Disabled tenants in housing benefit cuts appeal
Five disabled tenants are asking the Court of Appeal to exempt them from housing benefit cuts affecting social sector residents with spare bedrooms.
They lost their High Court challenge to the government's changes - dubbed a "bedroom tax" by critics - last July.
Lawyers for the group say the regulations applying in England, Wales and Scotland fail to reflect the needs for accommodation of disabled people.
Judges had ruled the cuts were not unlawfully discriminatory.
Since April last year, people deemed to have one spare bedroom have had their housing benefit reduced by 14% while those with two or more spare bedrooms have seen reductions of 25%.
The group includes wheelchair user Richard Rourke, 46, from Bakestone Moor, Derbyshire, who says he needs an additional bedroom to store mobility equipment.
Among the others involved in the case is Charlotte Carmichael, from Southport, Merseyside, who says her spina bifida means she is unable to share a bedroom with her husband, who is also her full-time carer.
Opening the appeal, Martin Westgate QC maintained judges had failed to scrutinise the government regulations properly.
He said: "If the High Court had applied the correct approach it would have been bound to have found the discrimination in these cases was disproportionate and imposed an excessive and unfair burden on a vulnerable class of tenants."

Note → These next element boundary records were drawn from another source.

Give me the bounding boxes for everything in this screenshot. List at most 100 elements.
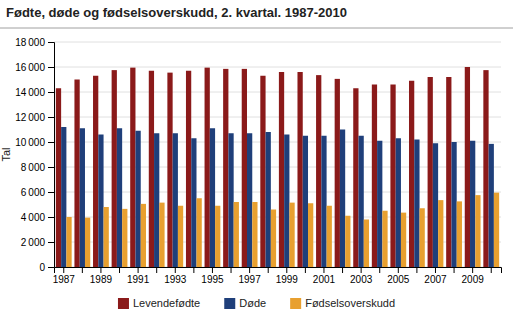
- bar: [234, 202, 239, 267]
- bar: [196, 198, 201, 267]
- bar: [303, 136, 308, 267]
- tick-mark: [48, 267, 54, 268]
- bars: [56, 67, 499, 267]
- tick-label: 8 000: [21, 162, 46, 173]
- tick: [454, 267, 455, 273]
- tick: 1993: [164, 267, 187, 285]
- tick-label: 2007: [424, 274, 447, 285]
- bar: [122, 209, 127, 267]
- tick: 2009: [462, 267, 485, 285]
- axis-line: [48, 43, 55, 268]
- tick: 16 000: [15, 62, 54, 73]
- tick: [342, 267, 343, 273]
- chart-container: Fødte, døde og fødselsoverskudd, 2. kvar…: [0, 0, 513, 325]
- legend-label: Fødselsoverskudd: [305, 297, 395, 309]
- bar: [428, 77, 433, 267]
- tick: 1995: [201, 267, 224, 285]
- bar: [159, 203, 164, 267]
- bar: [104, 207, 109, 267]
- tick-mark: [48, 192, 54, 193]
- grid-line: [54, 117, 501, 118]
- tick-mark: [416, 267, 417, 273]
- tick-mark: [119, 267, 120, 273]
- x-axis: 1987198919911993199519971999200120032005…: [53, 267, 502, 285]
- grid-line: [54, 67, 501, 68]
- tick-mark: [48, 167, 54, 168]
- legend-swatch: [224, 298, 235, 309]
- tick-mark: [138, 267, 139, 273]
- tick-mark: [323, 267, 324, 273]
- legend: Levendefødte Døde Fødselsoverskudd: [118, 297, 395, 309]
- y-axis-label: Tal: [0, 147, 12, 161]
- tick-label: 0: [39, 262, 45, 273]
- tick-label: 2003: [350, 274, 373, 285]
- tick: 2005: [387, 267, 410, 285]
- bar: [154, 133, 159, 267]
- bar: [141, 204, 146, 267]
- tick-mark: [175, 267, 176, 273]
- bar: [271, 210, 276, 268]
- tick-mark: [48, 142, 54, 143]
- bar: [438, 200, 443, 267]
- grid-line: [54, 42, 501, 43]
- tick-mark: [342, 267, 343, 273]
- bar: [340, 130, 345, 268]
- legend-label: Døde: [239, 297, 266, 309]
- bar: [135, 131, 140, 267]
- bar: [178, 206, 183, 267]
- tick-mark: [100, 267, 101, 273]
- bar: [112, 70, 117, 267]
- legend-label: Levendefødte: [133, 297, 200, 309]
- tick: 1999: [276, 267, 299, 285]
- tick: [156, 267, 157, 273]
- bar: [364, 220, 369, 268]
- tick: 8 000: [21, 162, 54, 173]
- axis-line: [55, 268, 502, 274]
- bar: [149, 71, 154, 267]
- tick-mark: [48, 117, 54, 118]
- tick-label: 10 000: [15, 137, 45, 148]
- bar: [446, 77, 451, 267]
- bar: [475, 195, 480, 267]
- tick-label: 1995: [201, 274, 224, 285]
- bar: [85, 218, 90, 267]
- bar: [173, 133, 178, 267]
- tick-label: 1993: [164, 274, 187, 285]
- bar: [409, 81, 414, 267]
- tick-mark: [193, 267, 194, 273]
- bar: [186, 71, 191, 267]
- tick: [491, 267, 492, 273]
- tick: 4 000: [21, 212, 54, 223]
- bar: [377, 141, 382, 267]
- tick-mark: [48, 92, 54, 93]
- tick-mark: [472, 267, 473, 273]
- tick: 1987: [53, 267, 76, 285]
- tick: 1991: [127, 267, 150, 285]
- tick-label: 1989: [90, 274, 113, 285]
- bar: [210, 128, 215, 267]
- tick: [268, 267, 269, 273]
- bar: [93, 76, 98, 267]
- legend-swatch: [118, 298, 129, 309]
- tick-mark: [48, 67, 54, 68]
- tick-label: 12 000: [15, 112, 45, 123]
- bar: [353, 88, 358, 267]
- bar: [130, 68, 135, 267]
- grid-line: [54, 92, 501, 93]
- legend-swatch: [290, 298, 301, 309]
- tick-mark: [249, 267, 250, 273]
- bar: [414, 140, 419, 268]
- tick: [82, 267, 83, 273]
- tick-mark: [212, 267, 213, 273]
- bar: [223, 69, 228, 267]
- bar: [345, 216, 350, 267]
- tick-mark: [63, 267, 64, 273]
- tick-mark: [398, 267, 399, 273]
- bar: [66, 217, 71, 267]
- tick-label: 2005: [387, 274, 410, 285]
- bar: [56, 88, 61, 267]
- tick: [119, 267, 120, 273]
- bar: [401, 213, 406, 267]
- bar: [396, 138, 401, 267]
- grid: [54, 42, 501, 267]
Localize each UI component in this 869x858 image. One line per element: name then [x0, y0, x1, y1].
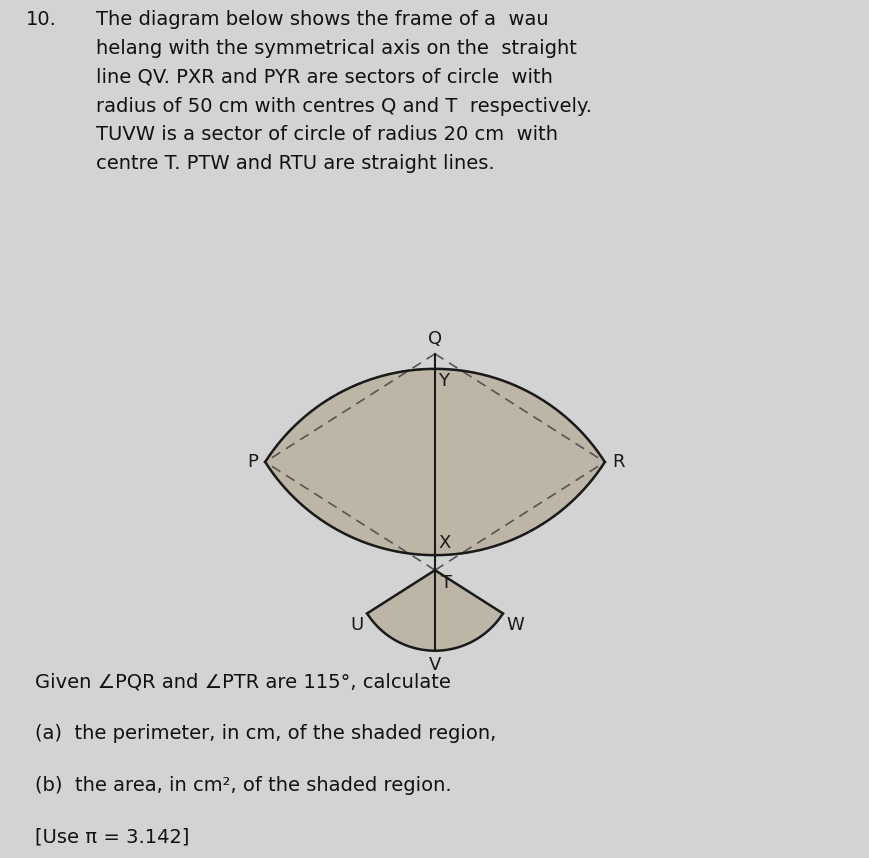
Text: T: T — [440, 574, 451, 592]
Text: 10.: 10. — [26, 10, 56, 29]
Text: (b)  the area, in cm², of the shaded region.: (b) the area, in cm², of the shaded regi… — [35, 776, 451, 795]
Polygon shape — [265, 369, 604, 555]
Text: Given ∠PQR and ∠PTR are 115°, calculate: Given ∠PQR and ∠PTR are 115°, calculate — [35, 673, 450, 692]
Text: U: U — [350, 615, 363, 633]
Polygon shape — [367, 571, 502, 650]
Text: Y: Y — [438, 372, 449, 390]
Text: [Use π = 3.142]: [Use π = 3.142] — [35, 827, 189, 846]
Text: X: X — [438, 534, 450, 552]
Text: V: V — [428, 656, 441, 674]
Text: (a)  the perimeter, in cm, of the shaded region,: (a) the perimeter, in cm, of the shaded … — [35, 724, 495, 743]
Text: R: R — [611, 453, 624, 471]
Text: The diagram below shows the frame of a  wau
helang with the symmetrical axis on : The diagram below shows the frame of a w… — [96, 10, 591, 173]
Text: P: P — [247, 453, 258, 471]
Text: W: W — [506, 615, 523, 633]
Text: Q: Q — [428, 330, 441, 348]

Mr Westgate argued a scheme of discretionary payments worth £190m overall provided by the government to help those affected was not appropriate to replace "what would otherwise be a long-term benefit to which someone qualifies as of right".
A Department for Work and Pensions spokeswoman said: "We remain confident that we have fulfilled our equality duties to disabled people with the policy.
"Reform of housing benefit in the social sector is essential, so the taxpayer does not pay for people's extra bedrooms."
The tenants are being represented by law firms Leigh Day and Public Law Solicitors and also have the backing of the Equality and Human Rights Commission.
The challenge originally concerned 10 families but five cases involving disabled children are no longer being pursued because they have since become subject to an exemption from the benefit changes.